However, while this is great on paper, ultimately, AI has some fundamental flaws. One of the biggest concerns is the loss of creativity and the human touch in design. While AI can generate aesthetically pleasing and practical designs, they fail to embody the uniqueness, imperfection and inconsistency of IRL creatives. Design is a creative endeavour – an art to many – and, as such, is open to interpretation and failure. Even more importantly, however, any and all AI-generated designs are entirely unoriginal.
Limited by the datasets of their algorithms, AI cannot produce original, intuitive content, instead taking (or perhaps, stealing) from what already exists – the work of other creatives. Beyond the personal concerns of stealing something from a creative practice that someone has intimately crafted over time, experience, and training – which, we can agree, is not a great thing – the practical implications of this mean that there is the potential for intrinsic bias. Bias perpetuated, amplified, sustained and fed – all through the datasets it is trained on. For example, if an AI tool is founded on data that leans in favour of one group of people over another, it will produce designs that reflect that bias – leading to exclusionary and harmful design.

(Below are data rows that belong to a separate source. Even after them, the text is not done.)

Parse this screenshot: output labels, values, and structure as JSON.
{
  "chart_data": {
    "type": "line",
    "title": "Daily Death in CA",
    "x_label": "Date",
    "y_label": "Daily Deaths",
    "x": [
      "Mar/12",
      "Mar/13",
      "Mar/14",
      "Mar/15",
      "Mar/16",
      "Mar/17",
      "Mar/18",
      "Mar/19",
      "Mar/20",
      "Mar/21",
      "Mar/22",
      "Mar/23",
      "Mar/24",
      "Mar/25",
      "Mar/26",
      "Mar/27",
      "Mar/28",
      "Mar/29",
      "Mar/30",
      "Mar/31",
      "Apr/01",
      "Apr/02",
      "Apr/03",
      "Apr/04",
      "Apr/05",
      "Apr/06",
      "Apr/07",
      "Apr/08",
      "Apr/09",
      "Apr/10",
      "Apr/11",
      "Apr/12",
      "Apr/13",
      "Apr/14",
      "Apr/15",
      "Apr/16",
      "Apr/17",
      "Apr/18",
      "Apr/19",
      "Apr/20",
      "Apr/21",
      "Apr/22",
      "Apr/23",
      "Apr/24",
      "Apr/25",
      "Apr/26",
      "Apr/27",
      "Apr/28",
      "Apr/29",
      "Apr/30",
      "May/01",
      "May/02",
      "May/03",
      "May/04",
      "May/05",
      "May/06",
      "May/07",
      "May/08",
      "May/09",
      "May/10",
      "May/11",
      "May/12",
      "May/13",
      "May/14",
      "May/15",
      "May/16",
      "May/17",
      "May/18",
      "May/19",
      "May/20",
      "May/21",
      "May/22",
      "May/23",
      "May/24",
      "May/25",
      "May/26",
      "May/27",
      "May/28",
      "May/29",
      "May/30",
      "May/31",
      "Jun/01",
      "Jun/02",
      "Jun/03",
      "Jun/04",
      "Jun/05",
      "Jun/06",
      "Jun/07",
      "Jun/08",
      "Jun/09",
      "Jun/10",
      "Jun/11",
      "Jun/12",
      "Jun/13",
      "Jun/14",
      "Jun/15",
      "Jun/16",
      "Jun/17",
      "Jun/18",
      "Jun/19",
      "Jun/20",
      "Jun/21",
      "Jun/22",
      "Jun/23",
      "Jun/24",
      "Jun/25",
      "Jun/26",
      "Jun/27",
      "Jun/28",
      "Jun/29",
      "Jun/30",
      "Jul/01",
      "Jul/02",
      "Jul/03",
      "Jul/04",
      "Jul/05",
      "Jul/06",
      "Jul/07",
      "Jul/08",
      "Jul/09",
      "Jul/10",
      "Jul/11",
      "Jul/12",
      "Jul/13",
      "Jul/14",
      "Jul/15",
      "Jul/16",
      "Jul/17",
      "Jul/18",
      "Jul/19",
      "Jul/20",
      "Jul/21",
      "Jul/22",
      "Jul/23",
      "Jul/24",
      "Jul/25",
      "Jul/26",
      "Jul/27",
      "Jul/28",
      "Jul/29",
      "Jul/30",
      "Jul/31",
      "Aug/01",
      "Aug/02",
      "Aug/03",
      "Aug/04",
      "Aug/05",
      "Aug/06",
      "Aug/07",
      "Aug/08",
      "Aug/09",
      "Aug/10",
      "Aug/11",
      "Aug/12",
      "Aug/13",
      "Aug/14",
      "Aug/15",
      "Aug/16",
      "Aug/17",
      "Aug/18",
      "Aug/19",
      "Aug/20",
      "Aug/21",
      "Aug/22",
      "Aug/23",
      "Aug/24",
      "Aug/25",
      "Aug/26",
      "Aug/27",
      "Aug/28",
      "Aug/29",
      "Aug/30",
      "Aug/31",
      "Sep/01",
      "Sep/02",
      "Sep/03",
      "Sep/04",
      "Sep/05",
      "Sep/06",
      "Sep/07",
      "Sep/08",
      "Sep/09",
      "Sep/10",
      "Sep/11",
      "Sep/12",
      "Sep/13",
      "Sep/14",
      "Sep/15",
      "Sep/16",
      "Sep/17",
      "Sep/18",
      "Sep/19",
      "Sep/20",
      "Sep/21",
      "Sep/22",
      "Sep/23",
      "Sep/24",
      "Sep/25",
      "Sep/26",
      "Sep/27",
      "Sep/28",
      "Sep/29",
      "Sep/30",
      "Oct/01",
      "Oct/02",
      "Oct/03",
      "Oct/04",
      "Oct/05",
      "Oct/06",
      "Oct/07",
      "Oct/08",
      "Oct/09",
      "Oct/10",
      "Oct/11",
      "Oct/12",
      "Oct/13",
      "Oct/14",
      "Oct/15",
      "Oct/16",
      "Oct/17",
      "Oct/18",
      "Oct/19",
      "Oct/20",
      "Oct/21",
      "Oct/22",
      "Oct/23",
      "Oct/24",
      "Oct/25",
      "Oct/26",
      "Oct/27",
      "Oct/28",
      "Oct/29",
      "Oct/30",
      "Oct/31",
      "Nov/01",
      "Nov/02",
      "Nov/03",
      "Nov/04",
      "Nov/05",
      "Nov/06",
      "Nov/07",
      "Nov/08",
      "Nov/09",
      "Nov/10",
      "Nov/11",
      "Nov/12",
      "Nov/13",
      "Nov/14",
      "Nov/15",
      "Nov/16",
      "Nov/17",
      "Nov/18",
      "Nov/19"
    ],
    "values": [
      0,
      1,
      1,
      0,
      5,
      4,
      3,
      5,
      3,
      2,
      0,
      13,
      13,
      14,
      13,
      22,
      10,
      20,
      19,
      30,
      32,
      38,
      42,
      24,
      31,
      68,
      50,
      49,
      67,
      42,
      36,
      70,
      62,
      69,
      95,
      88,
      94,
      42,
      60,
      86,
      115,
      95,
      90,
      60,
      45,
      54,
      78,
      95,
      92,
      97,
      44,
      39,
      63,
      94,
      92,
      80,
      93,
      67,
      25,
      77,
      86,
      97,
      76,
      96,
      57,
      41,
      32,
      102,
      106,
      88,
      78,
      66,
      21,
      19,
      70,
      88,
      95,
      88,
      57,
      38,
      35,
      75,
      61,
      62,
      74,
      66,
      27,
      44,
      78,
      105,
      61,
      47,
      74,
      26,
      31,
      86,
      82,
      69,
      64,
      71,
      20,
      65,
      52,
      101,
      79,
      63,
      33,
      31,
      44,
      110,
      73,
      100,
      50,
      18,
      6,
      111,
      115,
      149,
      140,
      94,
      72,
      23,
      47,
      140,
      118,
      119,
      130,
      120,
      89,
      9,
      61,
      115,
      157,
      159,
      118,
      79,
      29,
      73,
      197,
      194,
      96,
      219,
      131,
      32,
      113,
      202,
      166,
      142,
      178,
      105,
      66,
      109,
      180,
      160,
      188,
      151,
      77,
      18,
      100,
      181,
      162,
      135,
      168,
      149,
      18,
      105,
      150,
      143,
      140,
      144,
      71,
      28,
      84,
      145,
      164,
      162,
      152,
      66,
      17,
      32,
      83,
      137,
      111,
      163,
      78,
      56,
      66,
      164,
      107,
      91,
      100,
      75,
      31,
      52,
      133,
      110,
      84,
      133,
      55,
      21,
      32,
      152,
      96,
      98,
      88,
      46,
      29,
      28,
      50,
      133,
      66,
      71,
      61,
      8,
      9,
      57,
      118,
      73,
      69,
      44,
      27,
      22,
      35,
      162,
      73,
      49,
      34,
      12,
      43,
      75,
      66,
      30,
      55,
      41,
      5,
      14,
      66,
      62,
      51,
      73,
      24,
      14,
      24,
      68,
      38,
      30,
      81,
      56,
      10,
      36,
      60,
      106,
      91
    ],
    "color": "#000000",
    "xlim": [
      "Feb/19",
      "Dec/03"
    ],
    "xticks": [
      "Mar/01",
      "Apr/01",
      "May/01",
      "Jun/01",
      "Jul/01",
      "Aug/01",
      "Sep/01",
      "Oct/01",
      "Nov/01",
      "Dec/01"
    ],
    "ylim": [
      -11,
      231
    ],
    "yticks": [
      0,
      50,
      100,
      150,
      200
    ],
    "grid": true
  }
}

Ultimately, AI has the potential to revolutionise the design world in many positive ways. From efficiency to accessibility, it can offer creatives something to help them see more, make more and do more, giving them room to explore their creative endeavours further. Misused, however, then our industry faces the loss of original thought – left only with regurgitated, perpetually-less-creative content. At the end of the day, I believe AI is a tool for us to use practically; however, never in the place of (or at the cost of) creativity.